Calculating Effect Size in Python
The probability of superiority effect size can be computed directly from the U statistic:
n1 = len(supplement)
n2 = len(placebo)
probability_of_superiority = stat / (n1 * n2)
print(f"Probability of superiority: {probability_of_superiority:.3f}")
Probability of superiority: 0.200
For a more complete analysis with descriptive statistics, visualizations, and formatted output, the pingouin library offers an accessible alternative:
import pingouin as pg
import pandas as pd
# Construct a long-format dataframe
data = pd.DataFrame({
'glucose': supplement + placebo,
'group' : ['supplement'] * 10 + ['placebo'] * 10
})
# Run the test
result = pg.mwu(data[data['group'] == 'supplement']['glucose'],
data[data['group'] == 'placebo']['glucose'],
alternative='two-sided')
print(result)
The pingouin output includes the U statistic, p-value, rank-biserial correlation, and a confidence interval for the effect size — making it one of the most informative single-function implementations available in Python.
FAQs
What type of data is required for the Mann-Whitney U test?

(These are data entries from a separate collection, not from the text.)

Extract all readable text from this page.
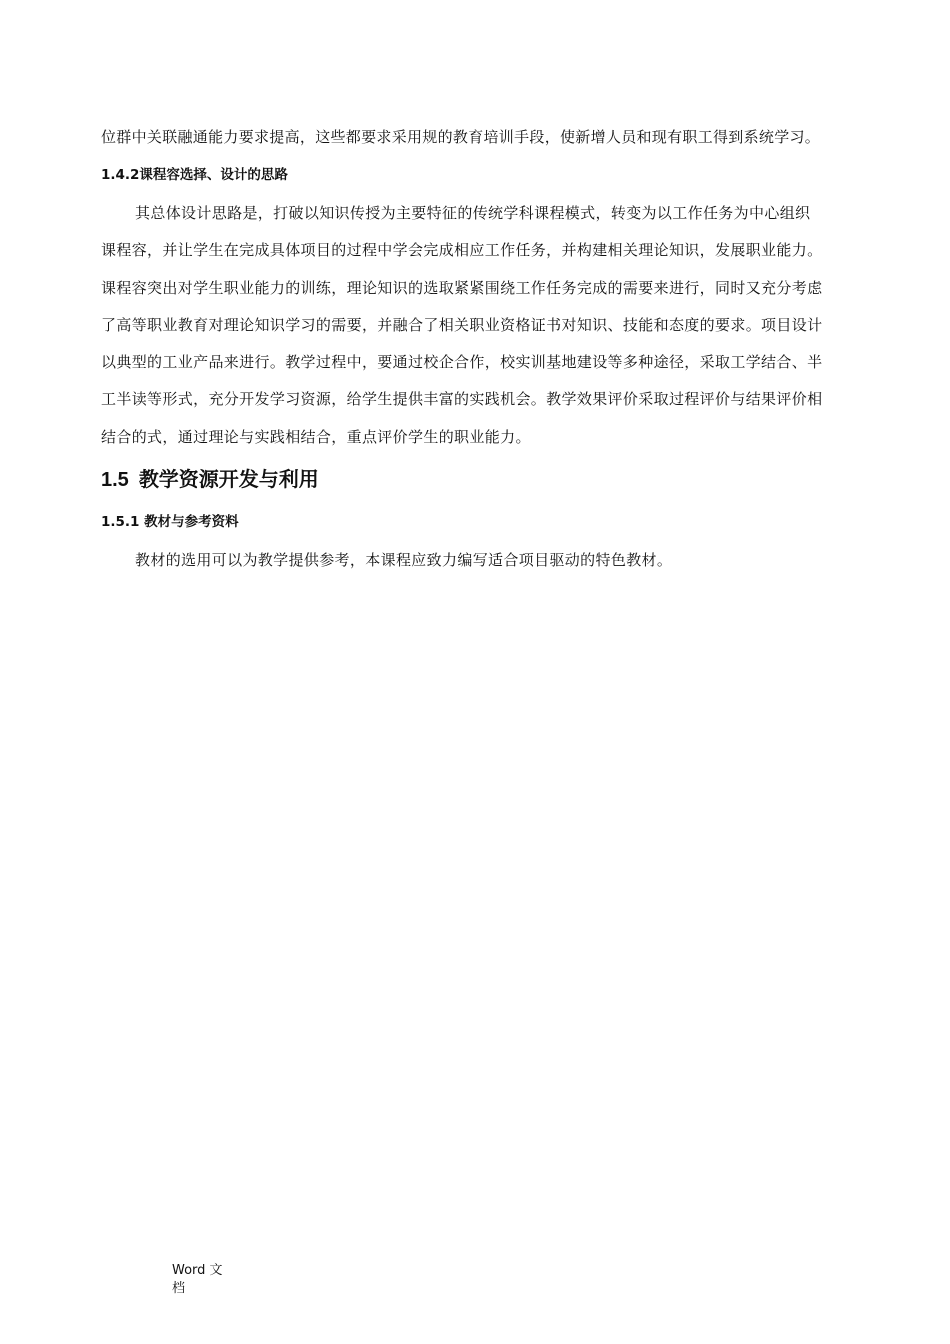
位群中关联融通能力要求提高，这些都要求采用规的教育培训手段，使新增人员和现有职工得到系统学习。
1.4.2课程容选择、设计的思路
其总体设计思路是，打破以知识传授为主要特征的传统学科课程模式，转变为以工作任务为中心组织
课程容，并让学生在完成具体项目的过程中学会完成相应工作任务，并构建相关理论知识，发展职业能力。
课程容突出对学生职业能力的训练，理论知识的选取紧紧围绕工作任务完成的需要来进行，同时又充分考虑
了高等职业教育对理论知识学习的需要，并融合了相关职业资格证书对知识、技能和态度的要求。项目设计
以典型的工业产品来进行。教学过程中，要通过校企合作，校实训基地建设等多种途径，采取工学结合、半
工半读等形式，充分开发学习资源，给学生提供丰富的实践机会。教学效果评价采取过程评价与结果评价相
结合的式，通过理论与实践相结合，重点评价学生的职业能力。
1.5 教学资源开发与利用
1.5.1 教材与参考资料
教材的选用可以为教学提供参考，本课程应致力编写适合项目驱动的特色教材。
Word 文
档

The test requires ordinal, interval, or ratio data that can be ranked. It works best with independent samples where observations are not related.
What does the U value represent?
The U value represents the number of times observations from one group precede observations from another group when ranked. It helps determine whether the groups differ significantly.
Can the Mann-Whitney U test compare more than two groups?
No, the Mann-Whitney U test is limited to comparing two independent groups. For more than two groups, you should use the Kruskal-Wallis test.